Dünya

Çin'den AB Parlamentosu'na Tayvan tepkisi: "Kırmızı çizgiler aşılmamalı"

Pekin, Avrupa Parlamentosu'nun Tayvan konusundaki kararı nedeniyle sert tepki göstererek, Tayvan meselesinin Çin'in egemenlik alanına girdiğini ve bu konuda dikkatli hareket edilmesi gerektiğini belirtti.

Abone Ol

AB Parlamentosu'nun Tayvan üzerindeki baskılara karşı aldığı karara Çin'den tepki geldi; Pekin, Tayvan'ın Çin'in bir parçası olduğunu ve bu çizginin aşılmaması gerektiğini vurguladı.

Çin, Avrupa Parlamentosu'nun Tayvan konusundaki sert ifadeler içeren ve Pekin'in "tarih ve uluslararası kuralları çarpıtma" girişimlerini eleştiren bir kararı kabul etmesine sert tepki gösterdi. Perşembe günü yapılan oylamada 432 kabul ve 60 ret oyuyla kabul edilen metin, Çin'in Tayvan'a yönelik "askeri operasyonlar, ekonomik baskı ve düşmanca dezenformasyon kampanyalarını" derhal sonlandırmasını talep etti.

Pekin ise bu karara öfkeyle yanıt vererek, "Tayvan meselesi, Çin'in egemenliğini ilgilendirir ve bu kırmızı çizgi aşılmamalıdır," dedi. Çin'in AB Temsilciliği Sözcüsü, bu kararı "tek Çin ilkesinin ciddi bir ihlali ve Çin'in iç işlerine müdahale" olarak nitelendirdi.

Tek Çin Politikası ve BM Kararı 2758

Tek Çin politikası, 1971 yılında kabul edilen BM Kararı 2758'e dayanmaktadır. Bu karar, Çin Halk Cumhuriyeti'ni (ÇHC) "Birleşmiş Milletler'in tek meşru temsilcisi" olarak tanımış ve Tayvan'ı temsil eden "Çin Cumhuriyeti"nin (ÇC) koltuğunu kaldırmıştır. AB, ABD ve çoğu ülke bu politikayı benimseyerek yalnızca ÇHC ile diplomatik ilişkiler yürütmektedir.

Ancak Pekin, BM Kararı 2758'in Tayvan üzerindeki toprak iddialarını da içerdiğini savunuyor, oysa BM metninde Tayvan veya Çin Cumhuriyeti'ne (ÇC) doğrudan atıf yapılmamaktadır.
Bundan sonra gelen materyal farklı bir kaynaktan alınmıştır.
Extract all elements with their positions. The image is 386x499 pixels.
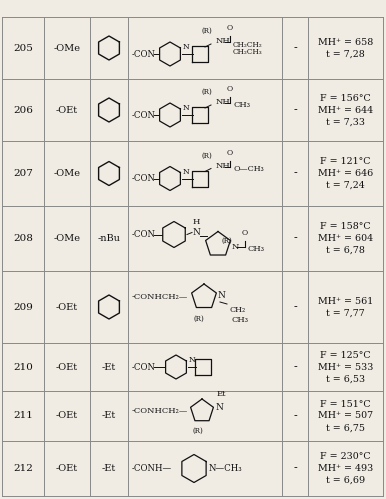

Çin, bu kararı Tayvan'ın Dünya Sağlık Örgütü (WHO) ve Uluslararası Sivil Havacılık Örgütü (ICAO) gibi uluslararası kuruluşlarda yer almasını engellemek için kullanmaktadır.

AB Parlamentosu'nun Yanıtı

Avrupa Parlamentosu, Perşembe günü kabul ettiği kararda BM Kararı 2758'in Tayvan konusunda bir pozisyon almadığını belirtti ve Pekin'in tarih ve uluslararası kuralları çarpıtma girişimlerini reddetti. AB'nin Tayvan'ın uluslararası kuruluşlara anlamlı katılımını desteklemesi gerektiğini vurguladı. Parlamenterler, tek Çin ilkesine saygı duyduklarını, ancak Tayvan halkının nasıl yaşamak istediğine demokratik olarak karar vermesi gerektiğini ifade etti.

Çin ise bu tutumun "gerçekleri çarpıttığını, uluslararası hukuku ihlal ettiğini ve uluslararası ilişkilerin temel normlarına karşı açık bir provokasyon" olduğunu savundu.

Tayvan'ın Yanıtı ve Çin'in Tavrı

Tayvan Devlet Başkanı William Lai, Çin'in söylemini reddederek Tayvan'ın de facto bağımsız olduğunu ve bağımsızlık ilanına gerek olmadığını belirtti. Lai, Mayıs ayındaki göreve başlama konuşmasında "eşitlik ve onur" temelinde Çin ile diyaloğa açık olduğunu ifade etmiş, ancak Pekin bu teklifi reddederek Tayvan yakınlarındaki askeri tatbikatlarını artırmıştı.

Avrupa Birliği, daha önce de Tayvan konusundaki tutumu nedeniyle Pekin'in tepkisiyle karşılaşmıştı. Temmuz ayında Ursula von der Leyen'in yeniden seçilmesinin ardından, Çin, AB Komisyonu Başkanı'nın Tayvan'daki statükoyu askeri yollarla değiştirmeye karşı demokratik ülkelerle birlikte çalışmayı önermesi üzerine "ateşle oynadığını" söylemişti.